Guillaume Lemaitre - Get the best from your scikit-learn classifier | PyData Global 2023

Discover strategies to improve scikit-learn classifier performance, including tuning, calibration, and proper scoring rules, and learn how to optimize for business metrics to achieve reliable and effective model results.

Key takeaways
  • Resampling is not a good approach for class imbalance: It’s not a proper solution and can actually make things worse.
  • Tuning the model is important: Grid search and hyperparameter tuning are crucial to optimize the model.
  • Use proper scoring rules: Log loss, Brier score, and other proper scoring rules are more effective than accuracy, precision, and recall.

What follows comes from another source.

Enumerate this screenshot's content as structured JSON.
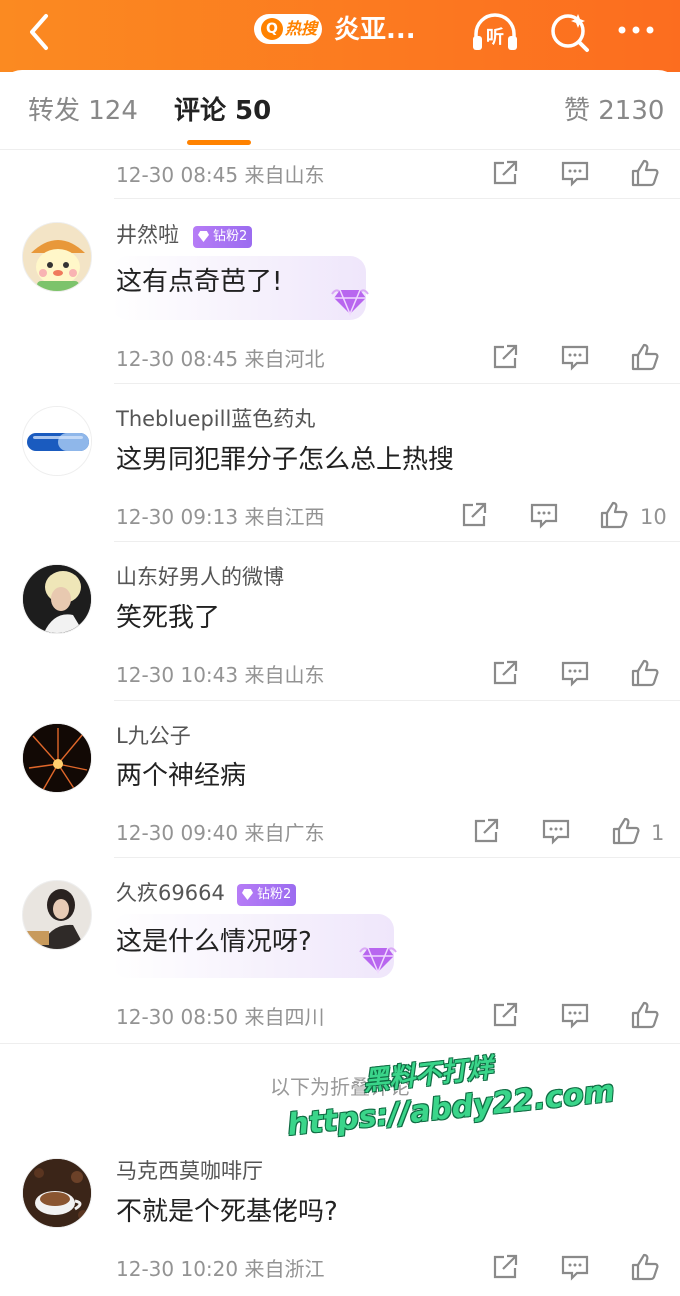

  • Business metrics are important: Define a business metric that aligns with the problem you’re trying to solve and optimize for that.

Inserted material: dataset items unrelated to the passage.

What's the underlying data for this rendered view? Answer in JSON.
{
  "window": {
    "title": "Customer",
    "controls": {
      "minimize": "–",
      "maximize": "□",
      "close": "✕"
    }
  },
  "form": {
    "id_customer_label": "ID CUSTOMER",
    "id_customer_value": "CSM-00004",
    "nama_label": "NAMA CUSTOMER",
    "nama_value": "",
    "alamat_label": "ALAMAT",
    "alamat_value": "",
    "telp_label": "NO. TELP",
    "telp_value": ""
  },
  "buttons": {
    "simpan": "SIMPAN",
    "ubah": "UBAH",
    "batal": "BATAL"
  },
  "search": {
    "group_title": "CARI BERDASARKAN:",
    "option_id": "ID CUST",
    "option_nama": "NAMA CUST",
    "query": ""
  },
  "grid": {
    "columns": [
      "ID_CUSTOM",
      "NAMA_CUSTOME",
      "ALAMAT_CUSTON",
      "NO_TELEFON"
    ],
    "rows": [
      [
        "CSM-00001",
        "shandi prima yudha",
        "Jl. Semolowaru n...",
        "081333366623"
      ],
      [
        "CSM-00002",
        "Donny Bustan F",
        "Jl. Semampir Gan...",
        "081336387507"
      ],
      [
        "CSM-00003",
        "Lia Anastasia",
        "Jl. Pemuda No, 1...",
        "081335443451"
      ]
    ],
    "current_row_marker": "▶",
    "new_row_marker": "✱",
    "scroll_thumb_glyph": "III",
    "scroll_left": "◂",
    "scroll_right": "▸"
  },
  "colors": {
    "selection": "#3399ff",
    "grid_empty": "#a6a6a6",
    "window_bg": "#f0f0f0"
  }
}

  • Calibration is key: Make sure the model is well-calibrated to avoid overfitting.
  • Random forest can be improved: Balanced random forest can be a good approach to handle class imbalance.
  • Resampling can be problematic: It can mess up the calibration of the model and lead to overfitting.

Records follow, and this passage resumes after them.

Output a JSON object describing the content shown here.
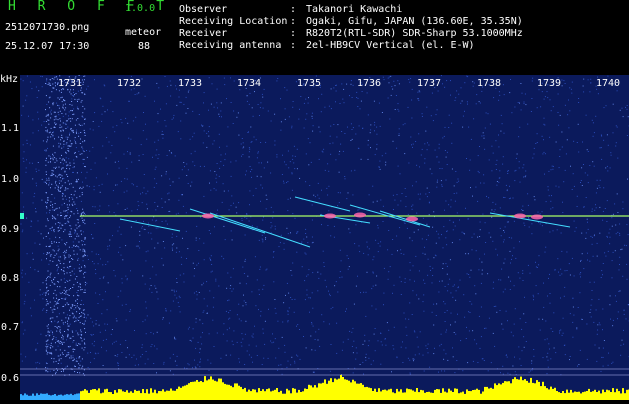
{
  "header": {
    "logo": "H R O F F T",
    "version": "1.0.0",
    "filename": "2512071730.png",
    "meteor_label": "meteor",
    "datetime": "25.12.07 17:30",
    "meteor_count": "88"
  },
  "info": [
    {
      "label": "Observer",
      "value": "Takanori Kawachi"
    },
    {
      "label": "Receiving Location",
      "value": "Ogaki, Gifu, JAPAN (136.60E, 35.35N)"
    },
    {
      "label": "Receiver",
      "value": "R820T2(RTL-SDR) SDR-Sharp 53.1000MHz"
    },
    {
      "label": "Receiving antenna",
      "value": "2el-HB9CV Vertical (el. E-W)"
    }
  ],
  "axis": {
    "unit": "kHz",
    "y_ticks": [
      "1.1",
      "1.0",
      "0.9",
      "0.8",
      "0.7",
      "0.6"
    ],
    "x_ticks": [
      "1731",
      "1732",
      "1733",
      "1734",
      "1735",
      "1736",
      "1737",
      "1738",
      "1739",
      "1740"
    ]
  },
  "colors": {
    "background": "#000000",
    "spectrogram_bg": "#0b1a5c",
    "noise": "#2a4bb8",
    "carrier": "#aaff66",
    "echo": "#ff66aa",
    "level_bars": "#ffff00",
    "text_white": "#ffffff",
    "text_green": "#33dd33"
  }
}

  • Grid search can be useful: Use grid search to tune the hyperparameters of the model.
  • Thresholding is important: Tune the threshold to optimize the model for the specific problem.
  • Resampling is not necessary: If you’re using a well-calibrated model, resampling may not be necessary.
  • Use metadata: Use metadata to define the business metric and optimize the model.
  • Imbalanced classification is a problem: Imbalanced classification can lead to overfitting and poor performance.
  • Proper calibration is important: Proper calibration is important to avoid overfitting and ensure the model is reliable.
  • Business metrics are the goal: The goal is to optimize the business metric, not just the accuracy of the model.